The fn_call_converter.py file is marked LEGACY V0, removal April 1, 2026. It converts between JSON function-calling and XML for models that don't support native tool calls:

<function=name>
  <parameter=key>value</parameter>
</function>

It uses </function as a stream-stop word for incremental parsing. The refine_prompt() function automatically replaces 'bash' with 'powershell' on Windows — an automatic platform adaptation that no other agent formalizes at the prompt conversion level.

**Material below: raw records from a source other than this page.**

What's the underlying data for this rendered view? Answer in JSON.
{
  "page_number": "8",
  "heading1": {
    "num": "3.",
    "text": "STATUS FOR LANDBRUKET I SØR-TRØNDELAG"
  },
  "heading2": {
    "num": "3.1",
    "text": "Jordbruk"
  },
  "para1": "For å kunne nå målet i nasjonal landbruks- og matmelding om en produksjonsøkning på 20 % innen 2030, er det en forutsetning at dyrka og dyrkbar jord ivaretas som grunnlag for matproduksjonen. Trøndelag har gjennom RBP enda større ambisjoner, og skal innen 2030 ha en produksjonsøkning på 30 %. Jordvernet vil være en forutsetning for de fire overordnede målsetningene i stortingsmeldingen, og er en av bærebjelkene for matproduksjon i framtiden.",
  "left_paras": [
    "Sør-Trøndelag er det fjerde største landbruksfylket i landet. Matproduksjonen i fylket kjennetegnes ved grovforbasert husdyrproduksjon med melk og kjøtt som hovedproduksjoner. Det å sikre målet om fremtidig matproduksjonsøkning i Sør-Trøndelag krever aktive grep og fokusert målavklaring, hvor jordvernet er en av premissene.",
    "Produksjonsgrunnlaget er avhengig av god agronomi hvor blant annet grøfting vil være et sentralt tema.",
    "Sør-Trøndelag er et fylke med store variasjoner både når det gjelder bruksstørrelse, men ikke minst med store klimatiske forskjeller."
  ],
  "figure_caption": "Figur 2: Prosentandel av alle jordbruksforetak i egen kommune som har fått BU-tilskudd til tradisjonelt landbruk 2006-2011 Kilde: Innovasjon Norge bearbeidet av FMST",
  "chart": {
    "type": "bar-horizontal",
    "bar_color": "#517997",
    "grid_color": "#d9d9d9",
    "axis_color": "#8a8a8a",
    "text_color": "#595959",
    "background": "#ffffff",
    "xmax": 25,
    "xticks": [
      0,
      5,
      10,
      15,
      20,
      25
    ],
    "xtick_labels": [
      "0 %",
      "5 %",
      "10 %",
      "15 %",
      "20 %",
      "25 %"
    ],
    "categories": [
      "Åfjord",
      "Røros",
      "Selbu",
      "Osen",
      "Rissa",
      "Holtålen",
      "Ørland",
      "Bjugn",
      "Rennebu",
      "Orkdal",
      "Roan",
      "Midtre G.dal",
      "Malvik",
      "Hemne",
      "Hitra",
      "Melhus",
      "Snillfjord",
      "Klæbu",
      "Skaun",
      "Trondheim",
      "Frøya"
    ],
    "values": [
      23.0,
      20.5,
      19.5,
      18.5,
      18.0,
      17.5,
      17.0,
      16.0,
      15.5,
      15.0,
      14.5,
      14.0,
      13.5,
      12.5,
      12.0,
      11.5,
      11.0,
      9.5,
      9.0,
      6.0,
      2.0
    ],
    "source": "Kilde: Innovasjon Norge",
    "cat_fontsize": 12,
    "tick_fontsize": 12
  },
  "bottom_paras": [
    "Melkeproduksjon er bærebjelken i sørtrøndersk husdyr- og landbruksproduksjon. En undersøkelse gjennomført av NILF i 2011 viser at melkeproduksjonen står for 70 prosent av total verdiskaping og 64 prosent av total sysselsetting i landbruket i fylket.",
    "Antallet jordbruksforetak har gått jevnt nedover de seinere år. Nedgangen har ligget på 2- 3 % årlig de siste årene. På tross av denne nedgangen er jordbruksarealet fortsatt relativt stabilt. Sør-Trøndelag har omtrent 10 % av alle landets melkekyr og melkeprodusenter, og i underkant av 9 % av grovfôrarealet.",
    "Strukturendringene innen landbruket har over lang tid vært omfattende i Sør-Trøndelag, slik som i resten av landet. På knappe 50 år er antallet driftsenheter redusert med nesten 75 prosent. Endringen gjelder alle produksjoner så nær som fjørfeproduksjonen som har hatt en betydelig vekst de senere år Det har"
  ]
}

Sandbox and Docker architecture

OpenHands is the most security-conscious agent in this set when it comes to execution isolation. Rather than running commands on the host machine with guards and blocklists, it provisions Docker containers as isolated execution environments:

Container-per-session model

Each agent session gets its own Docker container. Files, processes, and network access are all sandboxed. The container is torn down when the session ends. This is the strongest isolation model in this set.

File synchronization

The sandbox manager syncs file changes between the container and the host workspace. The agent works inside the container, but file edits are reflected back to the user's workspace in real time.

All tool calls carry a security_risk attribute validated against a RISK_LEVELS dictionary. This is defense in depth: even inside a sandbox, the agent's actions are classified and auditable.

CodeAct agent architecture

The CodeAct agent is OpenHands's primary agent loop. It follows the "code as action" paradigm: the agent writes and executes Python/bash code as its primary action mechanism, rather than calling predefined tools. This is more flexible than tool-based agents — the agent can write arbitrary code to solve problems — but requires stronger sandbox isolation.

The local snapshot still contains the CodeAct agent's action definitions, observation types, and the agent hub structure. The modern V1 implementation lives in the separate Software Agent SDK, but the conceptual architecture is visible here.

Model support

OpenHands historically supported broad model flexibility via LiteLLM-style compatibility. The local repo shows:

OpenAI — GPT-4, GPT-4o, o-series models
Anthropic — Claude Sonnet, Opus, Haiku
Google — Gemini Pro, Flash
Open-source — Any LiteLLM-compatible model
Local models — Ollama, vLLM, and other local inference servers

The fn_call_converter enables models that don't support native function calling to still participate as agents through the XML tool format.

App/server architecture

OpenHands includes a full web application with:

Next.js frontend — React-based web UI for interacting with agents
FastAPI backend — Python API server managing agent sessions
WebSocket communication — Real-time streaming of agent actions and observations
Session management — Persistent agent sessions that survive browser refresh

This makes OpenHands more of a platform than a CLI tool. You can run it as a self-hosted service with multiple users, each with their own agent sessions and sandboxed environments.

Where OpenHands is weaker

Hard to judge from local code alone

The most important modern agent core is not fully in this repo snapshot. The V1 agent SDK lives elsewhere, so any assessment based on the local code is inherently incomplete.

Heavier infrastructure requirements

Docker-based sandboxing means you need Docker running. This is fine for a self-hosted platform but rules out quick "just install and run" usage that CLI agents like Crush or Claude Code support.

Bottom line

OpenHands is the most platform-shaped agent in this set. It's not a CLI tool — it's a self-hostable service with Docker sandboxing, a web UI, session management, and a composible prompt template system.

The temperature-bumping retry strategy alone is worth studying: it's the kind of production scar tissue that separates serious agent operators from weekend wrappers. The CondensationRequestTool, which lets the agent request its own context compression, is an agent-centric design philosophy that trusts the LLM with cognitive budget decisions.

The caveat is that the local repo is a partial snapshot. The V1 agent core moved to a separate SDK repository, so this represents the platform architecture more than the current agent implementation.